A Novel Dynamical Systems View of Wall Bounded Turbulence at University of Sheffield

The project combines state-of-the-art advanced mathematical tools and numerical simulations to better understand, model and control wall-bounded turbulent flows for greener transportation and energy.

Working under the supervision of Dr Elena Marensi, the successful candidate will join a vibrant team of researchers within the Sheffield Fluid Mechanics Group as well as benefiting from close collaborations with world-leading groups in Europe. The project aims at providing PhD students with top-quality, challenging training at the forefront of research into wall-bounded turbulent flows.

About the project: Turbulence is the primary cause of frictional losses in transport processes (vehicular transport, distribution pipelines) and the main contributor to drag increase in wall-bounded flows. Estimates show that the energy wasted in overcoming this drag accounts for 25% of all UK carbon emissions.  Even a few percentage drag reduction would therefore contribute to a more energy-efficient global transportation network, leading to huge economic savings and improved air quality. Surprisingly, recent experiments and simulations have shown the possibility to completely suppress turbulence (and thus achieve the maximum possible drag reduction)  by momentarily making the flow even more turbulent. On a theoretical basis though, the reason why the above method works is still a mystery. This project thus aims at investigating relaminarisation events and flow control strategy due to energetic impulses by exploring a novel dynamical systems picture of wall-bounded turbulence. The problem will be tackled with a combination of state-of-the-art advanced mathematical tools and numerical simulations, and the new understanding proposed here will be used to develop novel control strategies (based on the same principle) that are applicable in practice.

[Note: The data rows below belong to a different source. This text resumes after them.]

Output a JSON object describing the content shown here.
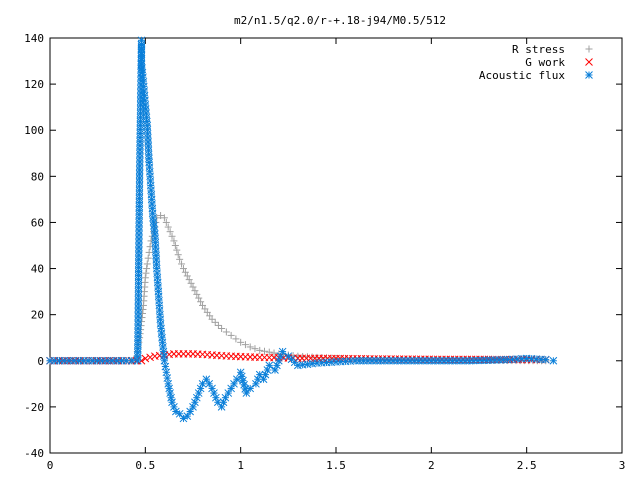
{
  "chart_data": {
    "type": "scatter",
    "title": "m2/n1.5/q2.0/r-+.18-j94/M0.5/512",
    "xlabel": "",
    "ylabel": "",
    "xlim": [
      0,
      3
    ],
    "ylim": [
      -40,
      140
    ],
    "xticks": [
      0,
      0.5,
      1,
      1.5,
      2,
      2.5,
      3
    ],
    "xtick_labels": [
      "0",
      "0.5",
      "1",
      "1.5",
      "2",
      "2.5",
      "3"
    ],
    "yticks": [
      -40,
      -20,
      0,
      20,
      40,
      60,
      80,
      100,
      120,
      140
    ],
    "ytick_labels": [
      "-40",
      "-20",
      "0",
      "20",
      "40",
      "60",
      "80",
      "100",
      "120",
      "140"
    ],
    "grid": false,
    "legend_position": "top-right",
    "series": [
      {
        "name": "R stress",
        "marker": "+",
        "color": "#a0a0a0",
        "x": [
          0.0,
          0.1,
          0.2,
          0.3,
          0.4,
          0.45,
          0.47,
          0.48,
          0.49,
          0.5,
          0.51,
          0.52,
          0.53,
          0.55,
          0.56,
          0.58,
          0.6,
          0.62,
          0.65,
          0.68,
          0.7,
          0.75,
          0.8,
          0.85,
          0.9,
          0.95,
          1.0,
          1.05,
          1.1,
          1.2,
          1.3,
          1.4,
          1.5,
          1.6,
          1.8,
          2.0,
          2.2,
          2.4,
          2.6
        ],
        "y": [
          0,
          0,
          0,
          0,
          0,
          0,
          10,
          17,
          24,
          36,
          42,
          47,
          52,
          58,
          62,
          63,
          62,
          58,
          52,
          44,
          40,
          32,
          24,
          18,
          14,
          11,
          8,
          6,
          4.5,
          3,
          2,
          1.5,
          1,
          0.8,
          0.5,
          0.3,
          0.2,
          0.1,
          0
        ]
      },
      {
        "name": "G work",
        "marker": "x",
        "color": "#ff0000",
        "x": [
          0.0,
          0.2,
          0.4,
          0.48,
          0.5,
          0.55,
          0.6,
          0.65,
          0.7,
          0.75,
          0.8,
          0.85,
          0.9,
          0.95,
          1.0,
          1.1,
          1.2,
          1.3,
          1.5,
          1.7,
          1.9,
          2.1,
          2.3,
          2.5,
          2.6
        ],
        "y": [
          0,
          0,
          0,
          0,
          1,
          2,
          2.5,
          3,
          3,
          3,
          2.8,
          2.5,
          2.2,
          2,
          1.8,
          1.5,
          1.3,
          1.1,
          1,
          0.8,
          0.7,
          0.6,
          0.6,
          0.5,
          0.5
        ]
      },
      {
        "name": "Acoustic flux",
        "marker": "*",
        "color": "#0a7fd9",
        "x": [
          0.0,
          0.1,
          0.2,
          0.3,
          0.4,
          0.46,
          0.47,
          0.48,
          0.48,
          0.49,
          0.5,
          0.51,
          0.52,
          0.53,
          0.54,
          0.55,
          0.56,
          0.57,
          0.58,
          0.59,
          0.6,
          0.61,
          0.62,
          0.63,
          0.64,
          0.65,
          0.66,
          0.68,
          0.7,
          0.72,
          0.75,
          0.78,
          0.8,
          0.82,
          0.85,
          0.88,
          0.9,
          0.92,
          0.95,
          0.98,
          1.0,
          1.03,
          1.05,
          1.08,
          1.1,
          1.12,
          1.15,
          1.18,
          1.2,
          1.22,
          1.25,
          1.3,
          1.4,
          1.5,
          1.6,
          1.8,
          2.0,
          2.2,
          2.4,
          2.5,
          2.6,
          2.64
        ],
        "y": [
          0,
          0,
          0,
          0,
          0,
          0,
          81,
          139,
          129,
          121,
          111,
          102,
          86,
          74,
          62,
          55,
          40,
          28,
          16,
          8,
          0,
          -5,
          -10,
          -14,
          -18,
          -20,
          -22,
          -23,
          -25,
          -24,
          -20,
          -14,
          -10,
          -8,
          -12,
          -18,
          -20,
          -16,
          -12,
          -8,
          -5,
          -14,
          -12,
          -10,
          -6,
          -8,
          -2,
          -4,
          0,
          4,
          2,
          -2,
          -1,
          -0.5,
          0,
          0,
          0,
          0,
          0.5,
          1,
          0.5,
          0
        ]
      }
    ]
  }
}
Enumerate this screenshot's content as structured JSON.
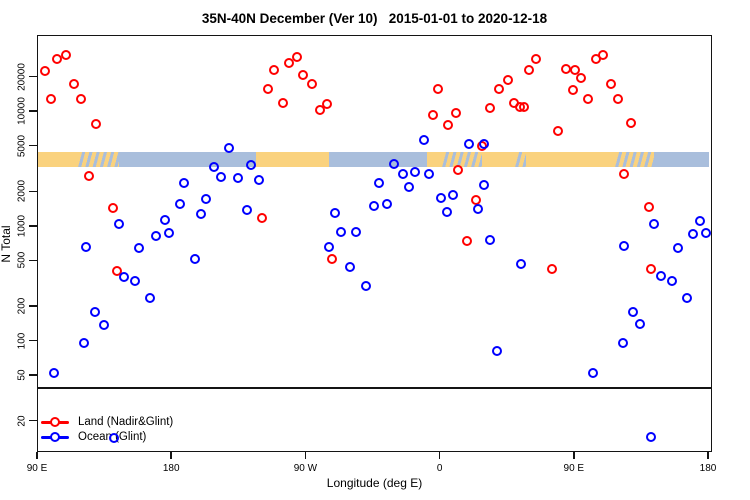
{
  "title": "35N-40N December (Ver 10)   2015-01-01 to 2020-12-18",
  "axes": {
    "x": {
      "label": "Longitude (deg E)",
      "scale": "linear-wrapped",
      "range": [
        90,
        540
      ],
      "ticks": [
        {
          "value": 90,
          "label": "90 E"
        },
        {
          "value": 180,
          "label": "180"
        },
        {
          "value": 270,
          "label": "90 W"
        },
        {
          "value": 360,
          "label": "0"
        },
        {
          "value": 450,
          "label": "90 E"
        },
        {
          "value": 540,
          "label": "180"
        }
      ]
    },
    "y": {
      "label": "N Total",
      "scale": "log",
      "ticks": [
        {
          "value": 20,
          "label": "20"
        },
        {
          "value": 50,
          "label": "50"
        },
        {
          "value": 100,
          "label": "100"
        },
        {
          "value": 200,
          "label": "200"
        },
        {
          "value": 500,
          "label": "500"
        },
        {
          "value": 1000,
          "label": "1000"
        },
        {
          "value": 2000,
          "label": "2000"
        },
        {
          "value": 5000,
          "label": "5000"
        },
        {
          "value": 10000,
          "label": "10000"
        },
        {
          "value": 20000,
          "label": "20000"
        }
      ]
    }
  },
  "reference_line": {
    "n": 40
  },
  "geo_strip": {
    "description": "land-ocean mask band",
    "land_color": "#FAD27E",
    "ocean_color": "#A9BEDC",
    "segments": [
      {
        "from": 90,
        "to": 117,
        "type": "land"
      },
      {
        "from": 117,
        "to": 144,
        "type": "mixed"
      },
      {
        "from": 144,
        "to": 236,
        "type": "ocean"
      },
      {
        "from": 236,
        "to": 285,
        "type": "land"
      },
      {
        "from": 285,
        "to": 351,
        "type": "ocean"
      },
      {
        "from": 351,
        "to": 361,
        "type": "land"
      },
      {
        "from": 361,
        "to": 388,
        "type": "mixed"
      },
      {
        "from": 388,
        "to": 410,
        "type": "land"
      },
      {
        "from": 410,
        "to": 417,
        "type": "mixed"
      },
      {
        "from": 417,
        "to": 477,
        "type": "land"
      },
      {
        "from": 477,
        "to": 503,
        "type": "mixed"
      },
      {
        "from": 503,
        "to": 540,
        "type": "ocean"
      }
    ]
  },
  "legend": {
    "items": [
      {
        "label": "Land (Nadir&Glint)",
        "color": "#FF0000"
      },
      {
        "label": "Ocean (Glint)",
        "color": "#0000FF"
      }
    ]
  },
  "chart_data": {
    "type": "scatter",
    "title": "35N-40N December (Ver 10)   2015-01-01 to 2020-12-18",
    "xlabel": "Longitude (deg E)",
    "ylabel": "N Total",
    "x_range": [
      90,
      540
    ],
    "y_scale": "log",
    "series": [
      {
        "name": "Land (Nadir&Glint)",
        "color": "#FF0000",
        "points": [
          [
            95,
            23000
          ],
          [
            103,
            29000
          ],
          [
            109,
            31500
          ],
          [
            99,
            13000
          ],
          [
            114,
            17500
          ],
          [
            119,
            13000
          ],
          [
            129,
            7900
          ],
          [
            124,
            2800
          ],
          [
            140,
            1450
          ],
          [
            143,
            410
          ],
          [
            240,
            1200
          ],
          [
            287,
            520
          ],
          [
            248,
            23500
          ],
          [
            258,
            26800
          ],
          [
            264,
            30300
          ],
          [
            244,
            16000
          ],
          [
            268,
            21000
          ],
          [
            274,
            17500
          ],
          [
            254,
            12000
          ],
          [
            279,
            10400
          ],
          [
            284,
            11800
          ],
          [
            358,
            16000
          ],
          [
            355,
            9400
          ],
          [
            370,
            9800
          ],
          [
            365,
            7700
          ],
          [
            393,
            10900
          ],
          [
            388,
            5100
          ],
          [
            372,
            3100
          ],
          [
            384,
            1700
          ],
          [
            378,
            750
          ],
          [
            435,
            430
          ],
          [
            501,
            430
          ],
          [
            424,
            29000
          ],
          [
            419,
            23500
          ],
          [
            405,
            19000
          ],
          [
            399,
            16000
          ],
          [
            409,
            12000
          ],
          [
            413,
            11100
          ],
          [
            416,
            11100
          ],
          [
            444,
            24000
          ],
          [
            450,
            23500
          ],
          [
            454,
            19800
          ],
          [
            449,
            15700
          ],
          [
            464,
            29000
          ],
          [
            469,
            31500
          ],
          [
            459,
            13000
          ],
          [
            474,
            17500
          ],
          [
            479,
            13000
          ],
          [
            439,
            6800
          ],
          [
            488,
            8000
          ],
          [
            483,
            2900
          ],
          [
            500,
            1500
          ]
        ]
      },
      {
        "name": "Ocean (Glint)",
        "color": "#0000FF",
        "points": [
          [
            218,
            4900
          ],
          [
            208,
            3300
          ],
          [
            213,
            2700
          ],
          [
            224,
            2650
          ],
          [
            233,
            3450
          ],
          [
            238,
            2550
          ],
          [
            188,
            2400
          ],
          [
            185,
            1580
          ],
          [
            203,
            1740
          ],
          [
            199,
            1290
          ],
          [
            175,
            1150
          ],
          [
            178,
            890
          ],
          [
            169,
            840
          ],
          [
            158,
            660
          ],
          [
            122,
            670
          ],
          [
            144,
            1060
          ],
          [
            195,
            525
          ],
          [
            230,
            1400
          ],
          [
            148,
            365
          ],
          [
            155,
            340
          ],
          [
            165,
            240
          ],
          [
            128,
            180
          ],
          [
            134,
            139
          ],
          [
            121,
            97
          ],
          [
            101,
            53
          ],
          [
            141,
            14.5
          ],
          [
            349,
            5700
          ],
          [
            379,
            5300
          ],
          [
            389,
            5300
          ],
          [
            329,
            3500
          ],
          [
            335,
            2900
          ],
          [
            343,
            3030
          ],
          [
            352,
            2900
          ],
          [
            319,
            2400
          ],
          [
            339,
            2220
          ],
          [
            360,
            1780
          ],
          [
            368,
            1890
          ],
          [
            364,
            1340
          ],
          [
            315,
            1510
          ],
          [
            324,
            1570
          ],
          [
            289,
            1310
          ],
          [
            293,
            900
          ],
          [
            303,
            900
          ],
          [
            285,
            670
          ],
          [
            299,
            447
          ],
          [
            310,
            304
          ],
          [
            385,
            1420
          ],
          [
            389,
            2300
          ],
          [
            393,
            770
          ],
          [
            398,
            83
          ],
          [
            414,
            470
          ],
          [
            503,
            1060
          ],
          [
            534,
            1120
          ],
          [
            529,
            870
          ],
          [
            538,
            880
          ],
          [
            519,
            650
          ],
          [
            483,
            675
          ],
          [
            482,
            97
          ],
          [
            462,
            53
          ],
          [
            508,
            373
          ],
          [
            515,
            340
          ],
          [
            525,
            240
          ],
          [
            489,
            180
          ],
          [
            494,
            142
          ],
          [
            501,
            14.7
          ]
        ]
      }
    ]
  }
}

During this project, you will gain significant experience in:

• Computational fluid mechanics using in-house high-fidelity numerical software and high-performance computing
• Turbulence (modelling and control) and transition to turbulence
• Dynamical system theory, flow instabilities and chaos
• Analysing large data-sets and developing codes for data processing
• Working in a multidisciplinary/international environment

If you are interested in applying and wish to discuss any details of the project informally, please contact Dr Elena Marensi at e.marensi@sheffield.ac.uk.

About the Department: PhD studentships at Sheffield provide students with the opportunity to study within one of the UK’s leading Mechanical Engineering departments, internationally renowned for long-standing success in research which looks at some of today’s most challenging issues and develops new innovations to solve them. The expertise of our staff covers a wide range of specialist areas and our mission is to carry out research in fundamental science through to practical industrial applications.

Requirements:

Education A very good 4-year degree or master’s degree in Mechanical, Aeronautical, Marine, Civil, Chemical Engineering, Applied Mathematics or Physics  (at least a UK 2:1 honours degree, or its international equivalent)

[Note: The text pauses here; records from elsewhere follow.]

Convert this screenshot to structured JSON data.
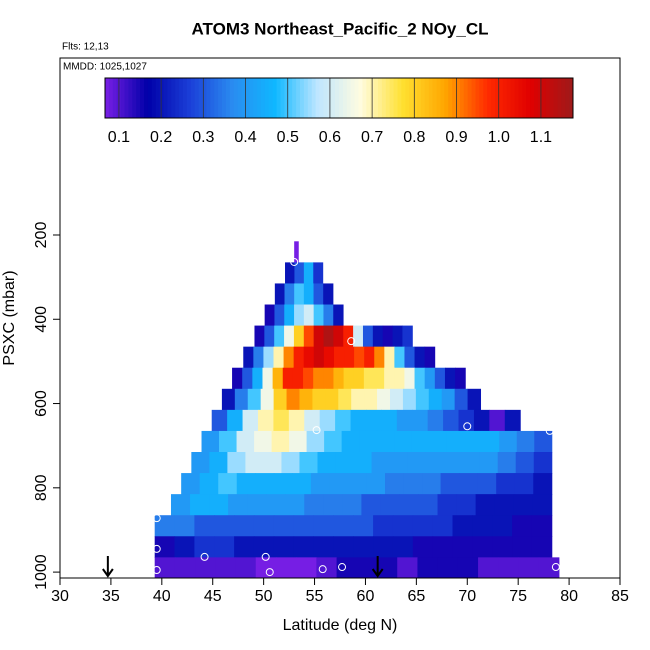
{
  "chart_data": {
    "type": "curtain",
    "title": "ATOM3 Northeast_Pacific_2 NOy_CL",
    "flights": "Flts: 12,13",
    "dates": "MMDD: 1025,1027",
    "xlabel": "Latitude (deg N)",
    "ylabel": "PSXC (mbar)",
    "xlim": [
      30,
      85
    ],
    "xticks": [
      30,
      35,
      40,
      45,
      50,
      55,
      60,
      65,
      70,
      75,
      80,
      85
    ],
    "ylim": [
      1014,
      -220
    ],
    "yticks": [
      200,
      400,
      600,
      800,
      1000
    ],
    "colorbar": {
      "range": [
        0.067,
        1.176
      ],
      "ticks": [
        0.1,
        0.2,
        0.3,
        0.4,
        0.5,
        0.6,
        0.7,
        0.8,
        0.9,
        {
          "value": 1,
          "label": "1.0"
        },
        1.1
      ]
    },
    "colormap": [
      "#7a1fe6",
      "#0000a8",
      "#1b3fd8",
      "#2a8cf0",
      "#0fb8ff",
      "#bfe6ff",
      "#fffce0",
      "#ffe030",
      "#ffa500",
      "#ff2a00",
      "#e00000",
      "#9e1a1a"
    ],
    "rows": [
      {
        "pressure": [
          215,
          265
        ],
        "lat": [
          53.0,
          53.4
        ],
        "values": [
          0.07
        ]
      },
      {
        "pressure": [
          265,
          315
        ],
        "lat": [
          52.1,
          55.8
        ],
        "values": [
          0.2,
          0.3,
          0.45,
          0.25
        ]
      },
      {
        "pressure": [
          315,
          365
        ],
        "lat": [
          51.1,
          56.8
        ],
        "values": [
          0.2,
          0.35,
          0.5,
          0.45,
          0.3,
          0.2
        ]
      },
      {
        "pressure": [
          365,
          415
        ],
        "lat": [
          50.1,
          57.8
        ],
        "values": [
          0.15,
          0.3,
          0.45,
          0.55,
          0.6,
          0.5,
          0.35,
          0.2
        ]
      },
      {
        "pressure": [
          415,
          465
        ],
        "lat": [
          49.1,
          64.6
        ],
        "values": [
          0.15,
          0.3,
          0.5,
          0.65,
          0.8,
          0.95,
          1.1,
          1.15,
          1.1,
          1.0,
          0.6,
          0.3,
          0.2,
          0.15,
          0.2,
          0.25
        ]
      },
      {
        "pressure": [
          465,
          515
        ],
        "lat": [
          48.0,
          66.8
        ],
        "values": [
          0.2,
          0.35,
          0.55,
          0.7,
          0.9,
          1.0,
          1.05,
          1.1,
          1.05,
          1.0,
          1.0,
          0.95,
          1.0,
          0.9,
          0.7,
          0.5,
          0.3,
          0.2,
          0.15
        ]
      },
      {
        "pressure": [
          515,
          565
        ],
        "lat": [
          46.9,
          69.8
        ],
        "values": [
          0.15,
          0.3,
          0.45,
          0.65,
          0.85,
          1.0,
          1.0,
          0.95,
          0.9,
          0.9,
          0.85,
          0.8,
          0.8,
          0.75,
          0.75,
          0.7,
          0.7,
          0.65,
          0.5,
          0.4,
          0.3,
          0.2,
          0.15
        ]
      },
      {
        "pressure": [
          565,
          615
        ],
        "lat": [
          45.9,
          71.3
        ],
        "values": [
          0.2,
          0.35,
          0.5,
          0.65,
          0.8,
          0.9,
          0.85,
          0.8,
          0.8,
          0.75,
          0.7,
          0.7,
          0.65,
          0.6,
          0.55,
          0.5,
          0.45,
          0.4,
          0.3,
          0.2
        ]
      },
      {
        "pressure": [
          615,
          665
        ],
        "lat": [
          44.9,
          75.2
        ],
        "values": [
          0.3,
          0.45,
          0.6,
          0.7,
          0.75,
          0.7,
          0.6,
          0.55,
          0.5,
          0.45,
          0.45,
          0.45,
          0.4,
          0.4,
          0.35,
          0.3,
          0.25,
          0.2,
          0.1,
          0.2
        ]
      },
      {
        "pressure": [
          665,
          715
        ],
        "lat": [
          43.9,
          78.3
        ],
        "values": [
          0.4,
          0.5,
          0.6,
          0.65,
          0.7,
          0.65,
          0.55,
          0.5,
          0.45,
          0.45,
          0.45,
          0.45,
          0.45,
          0.45,
          0.45,
          0.45,
          0.45,
          0.4,
          0.35,
          0.3
        ]
      },
      {
        "pressure": [
          715,
          765
        ],
        "lat": [
          42.9,
          78.3
        ],
        "values": [
          0.4,
          0.45,
          0.55,
          0.6,
          0.6,
          0.55,
          0.5,
          0.45,
          0.45,
          0.45,
          0.4,
          0.4,
          0.4,
          0.4,
          0.4,
          0.4,
          0.4,
          0.35,
          0.3,
          0.25
        ]
      },
      {
        "pressure": [
          765,
          815
        ],
        "lat": [
          41.9,
          78.3
        ],
        "values": [
          0.4,
          0.45,
          0.5,
          0.45,
          0.45,
          0.45,
          0.45,
          0.4,
          0.4,
          0.4,
          0.4,
          0.35,
          0.35,
          0.35,
          0.3,
          0.3,
          0.3,
          0.25,
          0.25,
          0.2
        ]
      },
      {
        "pressure": [
          815,
          865
        ],
        "lat": [
          40.9,
          78.3
        ],
        "values": [
          0.4,
          0.45,
          0.45,
          0.4,
          0.4,
          0.4,
          0.4,
          0.35,
          0.35,
          0.35,
          0.3,
          0.3,
          0.3,
          0.3,
          0.25,
          0.25,
          0.2,
          0.2,
          0.2,
          0.2
        ]
      },
      {
        "pressure": [
          865,
          915
        ],
        "lat": [
          39.3,
          78.3
        ],
        "values": [
          0.35,
          0.35,
          0.3,
          0.3,
          0.3,
          0.3,
          0.3,
          0.3,
          0.3,
          0.3,
          0.3,
          0.25,
          0.25,
          0.25,
          0.25,
          0.2,
          0.2,
          0.2,
          0.15,
          0.15
        ]
      },
      {
        "pressure": [
          915,
          965
        ],
        "lat": [
          39.3,
          78.3
        ],
        "values": [
          0.15,
          0.2,
          0.25,
          0.25,
          0.2,
          0.2,
          0.2,
          0.2,
          0.2,
          0.2,
          0.2,
          0.2,
          0.2,
          0.15,
          0.15,
          0.15,
          0.15,
          0.15,
          0.15,
          0.15
        ]
      },
      {
        "pressure": [
          965,
          1014
        ],
        "lat": [
          39.3,
          79.0
        ],
        "values": [
          0.1,
          0.1,
          0.1,
          0.1,
          0.1,
          0.07,
          0.07,
          0.07,
          0.1,
          0.15,
          0.15,
          0.15,
          0.1,
          0.15,
          0.15,
          0.15,
          0.1,
          0.1,
          0.1,
          0.1
        ]
      }
    ],
    "points": {
      "lat": [
        53.0,
        58.6,
        55.2,
        70.0,
        78.1,
        39.5,
        39.5,
        39.5,
        44.2,
        50.2,
        50.6,
        55.8,
        57.7,
        78.7
      ],
      "pressure": [
        264,
        452,
        663,
        654,
        665,
        872,
        945,
        995,
        964,
        964,
        1000,
        993,
        988,
        988
      ]
    },
    "arrows": [
      34.7,
      61.2
    ]
  }
}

Knowledge, skills Strong background in applied mathematics/physics/fluid mechanics and good programming skills (e.g. Fortran, Python/Matlab). Any knowledge in wall-bounded turbulence and dynamical system theory is a plus. Desirable: final-year project on a fluid mechanics problem.

Other requirements We are looking for a dedicated, dynamic and self-motivated individual with a strong passion for fluid mechanics research. Excellent communication and scientific writing skills are also required as well as a strong ability to work both individually and in a team.